Tamara sauntered over to the big bay windows that lined the walls of her luxurious West Village apartment. The Hudson River glistened in the sunlight like the Lapis Lazuli earrings she had haggled for at Sotheby’s. The cranky old gentleman who had tried to bid her down hadn’t stood a chance. Tamara smirked; she always got what she wanted. She would wear the earrings today, to accentuate her Chanel ivory tweed suit. Speaking of Chanel, she needed to confirm her appearance at Marc Jacob’s fall showcase tonight. She would sit in the front row with the other bigwigs and smile condescendingly from behind her oversized Fendi sunglasses. It would be a complete waste of time, but Marc had practically begged her to come. Plus she would try chatting up that yummy Broadway lead; what was his name again – Hugh? She would then invite him over for a glass of chardonnay and who knew where the night would take them…

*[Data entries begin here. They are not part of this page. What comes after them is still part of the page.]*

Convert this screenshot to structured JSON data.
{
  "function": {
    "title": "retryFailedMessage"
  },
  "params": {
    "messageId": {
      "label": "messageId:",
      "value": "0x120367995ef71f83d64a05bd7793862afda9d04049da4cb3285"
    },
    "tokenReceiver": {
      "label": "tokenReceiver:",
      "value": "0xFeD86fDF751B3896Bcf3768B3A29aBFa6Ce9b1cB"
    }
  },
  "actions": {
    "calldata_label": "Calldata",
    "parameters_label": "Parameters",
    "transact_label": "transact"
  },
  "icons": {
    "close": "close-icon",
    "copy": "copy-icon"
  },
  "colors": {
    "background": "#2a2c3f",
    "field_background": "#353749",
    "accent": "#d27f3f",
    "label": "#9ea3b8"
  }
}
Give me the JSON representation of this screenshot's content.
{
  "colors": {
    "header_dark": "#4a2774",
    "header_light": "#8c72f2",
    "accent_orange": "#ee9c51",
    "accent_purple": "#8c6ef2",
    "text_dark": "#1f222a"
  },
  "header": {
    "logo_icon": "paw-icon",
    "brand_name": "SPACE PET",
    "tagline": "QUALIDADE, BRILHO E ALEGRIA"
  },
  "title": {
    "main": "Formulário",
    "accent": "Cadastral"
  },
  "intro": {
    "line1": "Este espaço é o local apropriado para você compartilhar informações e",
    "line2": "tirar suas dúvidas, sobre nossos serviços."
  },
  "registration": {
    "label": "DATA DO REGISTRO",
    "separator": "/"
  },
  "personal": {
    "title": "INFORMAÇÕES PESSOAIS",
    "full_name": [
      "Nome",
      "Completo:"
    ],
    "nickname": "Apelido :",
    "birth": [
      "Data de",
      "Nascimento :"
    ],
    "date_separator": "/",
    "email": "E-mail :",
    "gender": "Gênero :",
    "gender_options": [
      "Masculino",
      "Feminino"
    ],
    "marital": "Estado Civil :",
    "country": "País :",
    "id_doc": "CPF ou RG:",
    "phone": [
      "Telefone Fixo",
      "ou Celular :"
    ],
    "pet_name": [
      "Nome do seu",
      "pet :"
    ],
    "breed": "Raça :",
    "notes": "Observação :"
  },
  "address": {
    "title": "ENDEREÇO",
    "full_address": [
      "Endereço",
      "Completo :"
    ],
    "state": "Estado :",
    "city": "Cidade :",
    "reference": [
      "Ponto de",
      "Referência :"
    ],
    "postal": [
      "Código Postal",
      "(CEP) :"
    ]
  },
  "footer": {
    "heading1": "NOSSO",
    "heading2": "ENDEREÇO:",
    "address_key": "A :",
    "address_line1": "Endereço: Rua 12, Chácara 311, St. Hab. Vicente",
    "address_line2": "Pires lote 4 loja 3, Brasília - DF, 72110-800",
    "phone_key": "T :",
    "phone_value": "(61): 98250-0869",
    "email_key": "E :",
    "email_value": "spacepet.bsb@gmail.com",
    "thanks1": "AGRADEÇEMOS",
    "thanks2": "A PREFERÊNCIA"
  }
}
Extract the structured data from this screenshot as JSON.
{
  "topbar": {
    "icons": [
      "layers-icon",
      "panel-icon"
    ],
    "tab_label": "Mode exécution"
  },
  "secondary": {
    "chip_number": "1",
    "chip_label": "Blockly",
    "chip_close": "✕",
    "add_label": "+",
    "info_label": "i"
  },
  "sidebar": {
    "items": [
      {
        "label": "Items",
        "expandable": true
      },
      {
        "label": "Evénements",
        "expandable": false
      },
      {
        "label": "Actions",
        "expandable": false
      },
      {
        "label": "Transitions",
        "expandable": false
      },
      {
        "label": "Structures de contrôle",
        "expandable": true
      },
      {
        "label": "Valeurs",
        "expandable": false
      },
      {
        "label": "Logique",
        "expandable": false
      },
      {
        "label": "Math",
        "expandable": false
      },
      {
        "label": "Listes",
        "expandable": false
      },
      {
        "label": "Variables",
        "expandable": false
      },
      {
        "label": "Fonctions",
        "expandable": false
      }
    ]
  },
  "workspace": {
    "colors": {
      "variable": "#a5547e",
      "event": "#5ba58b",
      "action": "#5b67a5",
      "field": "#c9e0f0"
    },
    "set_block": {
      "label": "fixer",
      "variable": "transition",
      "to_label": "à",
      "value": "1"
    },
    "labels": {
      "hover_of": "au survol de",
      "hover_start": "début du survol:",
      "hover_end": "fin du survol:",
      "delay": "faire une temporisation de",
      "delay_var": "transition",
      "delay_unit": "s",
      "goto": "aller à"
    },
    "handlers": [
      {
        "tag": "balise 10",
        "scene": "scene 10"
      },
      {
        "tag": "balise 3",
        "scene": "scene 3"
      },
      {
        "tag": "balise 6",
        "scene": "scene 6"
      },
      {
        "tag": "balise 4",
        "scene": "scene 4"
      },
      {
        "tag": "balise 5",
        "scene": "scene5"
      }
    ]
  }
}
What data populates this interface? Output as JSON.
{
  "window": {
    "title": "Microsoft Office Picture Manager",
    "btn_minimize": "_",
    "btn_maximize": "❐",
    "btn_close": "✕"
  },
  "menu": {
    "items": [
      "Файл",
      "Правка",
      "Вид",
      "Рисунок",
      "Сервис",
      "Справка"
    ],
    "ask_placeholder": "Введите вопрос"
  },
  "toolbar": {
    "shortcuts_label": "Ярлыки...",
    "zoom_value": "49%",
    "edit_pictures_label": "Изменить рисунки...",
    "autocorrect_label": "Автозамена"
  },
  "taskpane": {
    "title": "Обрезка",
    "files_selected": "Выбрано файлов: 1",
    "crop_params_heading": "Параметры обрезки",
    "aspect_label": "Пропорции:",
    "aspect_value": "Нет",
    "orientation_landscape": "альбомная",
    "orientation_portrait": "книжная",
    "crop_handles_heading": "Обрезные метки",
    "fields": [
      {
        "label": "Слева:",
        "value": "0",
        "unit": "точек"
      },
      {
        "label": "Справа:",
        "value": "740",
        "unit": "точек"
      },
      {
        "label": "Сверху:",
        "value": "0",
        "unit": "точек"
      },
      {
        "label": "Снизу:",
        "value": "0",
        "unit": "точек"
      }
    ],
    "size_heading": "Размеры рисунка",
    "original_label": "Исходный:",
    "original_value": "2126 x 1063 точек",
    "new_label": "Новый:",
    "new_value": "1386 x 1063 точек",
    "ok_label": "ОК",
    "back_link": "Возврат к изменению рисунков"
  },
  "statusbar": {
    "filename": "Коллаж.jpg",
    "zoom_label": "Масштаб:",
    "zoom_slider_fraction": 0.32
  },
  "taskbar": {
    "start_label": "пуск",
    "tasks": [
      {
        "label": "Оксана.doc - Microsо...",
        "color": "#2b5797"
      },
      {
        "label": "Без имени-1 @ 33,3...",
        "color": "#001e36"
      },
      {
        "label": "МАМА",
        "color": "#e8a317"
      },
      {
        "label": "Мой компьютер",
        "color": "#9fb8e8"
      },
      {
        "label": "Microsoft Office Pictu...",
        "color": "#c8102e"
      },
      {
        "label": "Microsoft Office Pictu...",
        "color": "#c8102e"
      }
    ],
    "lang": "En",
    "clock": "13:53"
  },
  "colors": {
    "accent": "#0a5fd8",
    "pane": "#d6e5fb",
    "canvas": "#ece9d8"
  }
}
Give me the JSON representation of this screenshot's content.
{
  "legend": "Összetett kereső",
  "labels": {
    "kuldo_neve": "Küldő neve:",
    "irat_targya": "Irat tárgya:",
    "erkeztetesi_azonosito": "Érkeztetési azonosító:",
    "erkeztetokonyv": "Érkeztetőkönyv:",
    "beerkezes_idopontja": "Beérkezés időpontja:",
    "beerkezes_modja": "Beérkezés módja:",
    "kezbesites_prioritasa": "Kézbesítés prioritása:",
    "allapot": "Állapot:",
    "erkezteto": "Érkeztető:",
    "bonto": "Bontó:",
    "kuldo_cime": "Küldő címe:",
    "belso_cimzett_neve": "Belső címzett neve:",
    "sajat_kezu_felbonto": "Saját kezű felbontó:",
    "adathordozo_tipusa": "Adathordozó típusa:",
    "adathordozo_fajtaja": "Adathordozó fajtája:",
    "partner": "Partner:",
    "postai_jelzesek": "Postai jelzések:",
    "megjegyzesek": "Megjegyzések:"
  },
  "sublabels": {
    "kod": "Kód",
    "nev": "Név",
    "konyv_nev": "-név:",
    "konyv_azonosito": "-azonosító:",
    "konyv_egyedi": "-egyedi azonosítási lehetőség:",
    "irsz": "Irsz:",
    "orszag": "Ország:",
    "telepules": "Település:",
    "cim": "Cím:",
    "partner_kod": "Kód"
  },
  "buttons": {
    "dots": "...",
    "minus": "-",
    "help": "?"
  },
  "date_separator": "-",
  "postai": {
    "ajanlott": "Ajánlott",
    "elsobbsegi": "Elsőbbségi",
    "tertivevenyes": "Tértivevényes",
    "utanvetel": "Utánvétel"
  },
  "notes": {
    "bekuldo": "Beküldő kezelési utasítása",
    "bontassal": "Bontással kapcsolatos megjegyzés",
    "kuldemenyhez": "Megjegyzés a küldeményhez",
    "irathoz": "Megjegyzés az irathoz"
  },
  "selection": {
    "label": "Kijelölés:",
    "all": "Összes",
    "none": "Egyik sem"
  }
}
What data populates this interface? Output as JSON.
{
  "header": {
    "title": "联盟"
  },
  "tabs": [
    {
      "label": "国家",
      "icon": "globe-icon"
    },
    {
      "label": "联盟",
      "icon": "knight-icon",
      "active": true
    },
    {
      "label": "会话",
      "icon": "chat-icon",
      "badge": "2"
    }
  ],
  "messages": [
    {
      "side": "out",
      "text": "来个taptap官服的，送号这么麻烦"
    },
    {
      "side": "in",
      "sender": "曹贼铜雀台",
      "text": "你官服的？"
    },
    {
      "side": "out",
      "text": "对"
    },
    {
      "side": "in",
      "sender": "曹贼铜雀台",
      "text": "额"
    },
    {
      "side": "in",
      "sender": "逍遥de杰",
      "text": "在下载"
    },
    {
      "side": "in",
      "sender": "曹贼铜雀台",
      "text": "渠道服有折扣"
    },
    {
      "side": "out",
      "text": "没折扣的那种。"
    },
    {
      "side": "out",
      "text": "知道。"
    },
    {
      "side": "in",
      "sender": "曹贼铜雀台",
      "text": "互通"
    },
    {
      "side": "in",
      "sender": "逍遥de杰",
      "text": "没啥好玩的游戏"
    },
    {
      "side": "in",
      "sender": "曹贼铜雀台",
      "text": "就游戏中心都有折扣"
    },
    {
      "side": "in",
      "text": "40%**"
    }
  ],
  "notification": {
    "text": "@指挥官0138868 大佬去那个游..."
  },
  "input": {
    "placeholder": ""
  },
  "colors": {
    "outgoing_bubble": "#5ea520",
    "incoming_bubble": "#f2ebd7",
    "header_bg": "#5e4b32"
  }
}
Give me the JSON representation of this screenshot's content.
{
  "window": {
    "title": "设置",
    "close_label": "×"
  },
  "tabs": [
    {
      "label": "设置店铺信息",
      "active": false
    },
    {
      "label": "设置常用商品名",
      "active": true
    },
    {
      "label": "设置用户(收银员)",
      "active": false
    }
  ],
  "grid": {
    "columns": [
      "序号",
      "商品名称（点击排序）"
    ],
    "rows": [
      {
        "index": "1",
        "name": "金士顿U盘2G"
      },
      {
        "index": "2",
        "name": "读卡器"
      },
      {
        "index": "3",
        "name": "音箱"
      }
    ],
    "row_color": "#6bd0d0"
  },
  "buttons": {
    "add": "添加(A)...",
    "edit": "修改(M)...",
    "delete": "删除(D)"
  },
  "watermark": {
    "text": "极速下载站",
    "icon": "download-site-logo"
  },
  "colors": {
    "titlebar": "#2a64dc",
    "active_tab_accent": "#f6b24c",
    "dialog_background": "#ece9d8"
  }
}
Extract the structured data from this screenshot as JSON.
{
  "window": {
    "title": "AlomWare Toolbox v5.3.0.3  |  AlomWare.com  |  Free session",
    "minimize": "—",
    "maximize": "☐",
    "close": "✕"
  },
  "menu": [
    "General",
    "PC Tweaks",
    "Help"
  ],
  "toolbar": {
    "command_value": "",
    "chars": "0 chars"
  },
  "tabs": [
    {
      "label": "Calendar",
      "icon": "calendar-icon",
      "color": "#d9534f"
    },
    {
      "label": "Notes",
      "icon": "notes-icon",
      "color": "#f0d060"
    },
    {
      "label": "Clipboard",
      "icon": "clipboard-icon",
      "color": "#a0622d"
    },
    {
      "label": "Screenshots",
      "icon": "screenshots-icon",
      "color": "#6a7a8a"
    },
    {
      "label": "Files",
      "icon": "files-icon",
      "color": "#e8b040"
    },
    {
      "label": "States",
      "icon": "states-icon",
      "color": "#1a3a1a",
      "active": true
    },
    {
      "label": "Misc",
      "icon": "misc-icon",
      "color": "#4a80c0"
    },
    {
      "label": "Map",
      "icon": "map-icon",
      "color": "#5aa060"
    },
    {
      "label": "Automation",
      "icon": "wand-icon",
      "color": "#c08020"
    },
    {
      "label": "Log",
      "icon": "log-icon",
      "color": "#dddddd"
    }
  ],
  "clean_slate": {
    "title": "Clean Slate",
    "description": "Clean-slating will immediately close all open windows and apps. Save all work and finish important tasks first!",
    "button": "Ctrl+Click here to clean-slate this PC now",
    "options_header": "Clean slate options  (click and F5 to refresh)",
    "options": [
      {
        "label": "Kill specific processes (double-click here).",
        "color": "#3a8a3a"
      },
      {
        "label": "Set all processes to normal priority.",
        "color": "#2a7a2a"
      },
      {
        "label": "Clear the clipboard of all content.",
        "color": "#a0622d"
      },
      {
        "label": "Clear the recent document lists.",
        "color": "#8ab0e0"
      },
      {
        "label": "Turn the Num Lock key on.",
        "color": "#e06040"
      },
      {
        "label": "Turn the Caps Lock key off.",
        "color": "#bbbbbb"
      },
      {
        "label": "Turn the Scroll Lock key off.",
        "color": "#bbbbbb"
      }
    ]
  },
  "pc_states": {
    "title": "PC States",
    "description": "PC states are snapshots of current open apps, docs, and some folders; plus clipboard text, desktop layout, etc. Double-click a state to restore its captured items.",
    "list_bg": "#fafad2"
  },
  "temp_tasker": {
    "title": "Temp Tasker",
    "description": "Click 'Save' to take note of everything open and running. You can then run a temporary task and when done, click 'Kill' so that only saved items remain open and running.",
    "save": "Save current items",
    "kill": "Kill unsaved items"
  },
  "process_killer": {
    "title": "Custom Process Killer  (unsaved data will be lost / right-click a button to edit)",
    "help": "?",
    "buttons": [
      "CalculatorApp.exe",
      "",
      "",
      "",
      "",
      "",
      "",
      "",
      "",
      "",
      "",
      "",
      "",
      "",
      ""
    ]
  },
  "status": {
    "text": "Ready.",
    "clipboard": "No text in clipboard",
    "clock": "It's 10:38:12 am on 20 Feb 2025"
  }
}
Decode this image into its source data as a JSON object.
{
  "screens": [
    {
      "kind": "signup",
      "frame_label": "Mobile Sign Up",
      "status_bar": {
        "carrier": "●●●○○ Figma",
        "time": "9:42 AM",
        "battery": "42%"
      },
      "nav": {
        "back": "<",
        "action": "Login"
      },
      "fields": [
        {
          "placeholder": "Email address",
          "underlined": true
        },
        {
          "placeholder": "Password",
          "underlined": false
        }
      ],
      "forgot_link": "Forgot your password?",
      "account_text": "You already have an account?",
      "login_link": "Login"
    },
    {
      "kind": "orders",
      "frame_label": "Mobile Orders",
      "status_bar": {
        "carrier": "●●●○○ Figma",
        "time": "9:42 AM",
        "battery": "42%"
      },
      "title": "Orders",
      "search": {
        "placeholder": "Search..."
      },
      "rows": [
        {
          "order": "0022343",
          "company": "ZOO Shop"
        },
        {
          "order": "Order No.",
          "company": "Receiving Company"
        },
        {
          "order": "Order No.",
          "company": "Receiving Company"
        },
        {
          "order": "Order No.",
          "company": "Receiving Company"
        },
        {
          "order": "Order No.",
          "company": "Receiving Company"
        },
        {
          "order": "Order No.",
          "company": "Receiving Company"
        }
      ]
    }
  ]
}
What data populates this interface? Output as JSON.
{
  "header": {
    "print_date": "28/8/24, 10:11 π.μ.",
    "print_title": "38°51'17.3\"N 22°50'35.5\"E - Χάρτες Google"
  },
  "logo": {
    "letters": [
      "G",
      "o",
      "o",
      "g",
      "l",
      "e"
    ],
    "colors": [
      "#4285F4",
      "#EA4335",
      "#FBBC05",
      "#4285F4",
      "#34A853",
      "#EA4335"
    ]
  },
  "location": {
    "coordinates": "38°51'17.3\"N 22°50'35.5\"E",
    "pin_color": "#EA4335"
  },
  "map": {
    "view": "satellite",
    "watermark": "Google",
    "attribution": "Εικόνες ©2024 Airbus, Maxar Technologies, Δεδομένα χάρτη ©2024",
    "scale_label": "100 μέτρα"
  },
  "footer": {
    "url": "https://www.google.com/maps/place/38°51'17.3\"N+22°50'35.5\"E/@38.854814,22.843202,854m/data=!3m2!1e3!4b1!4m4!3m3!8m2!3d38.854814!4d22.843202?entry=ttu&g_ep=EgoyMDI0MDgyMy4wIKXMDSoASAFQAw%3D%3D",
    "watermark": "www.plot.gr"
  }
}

Tamara snapped out of her daydream. This morning was strictly business. She could almost picture the looks of awe and envy on the faces of her subordinates as she presented her vision for next month’s cover. Oh Tamara, you have done it again dah-ling! She fiddled with her Rolex. Shit, it was nearly ten. When was Laura going to bring in her breakfast? That good-for-nothing wench had no idea how to get things done. Maybe it was time to fire her. “Laura, where the hell is my breakfast?” Laura scurried into the room and presented her with a tray of eggs, toast and a glass of orange juice. “Carbs?! You idiot! How many times do I have to explain that I only have miso soup for breakfast?” In a fit of rage, Tamara hurled the plate – contents and all – onto the floor.
A pair of attendants, clad in sterile white uniforms, quickly rushed in to pin ‘Tamara’ to her bed. Laura sighed as she jabbed her patient with a syringe of sedative. Poor Tammy, thought the elderly nurse. We go through the same routine every day. Tammy drifted back to sleep and Laura stealthily exited the hospital room before latching the door behind her. Although she loved her job as the head nurse at the Stoney River comprehensive psychiatric ward, there were days when she wished she could just retire. She could not help but feel sorry for Tammy. Why was life so unfair?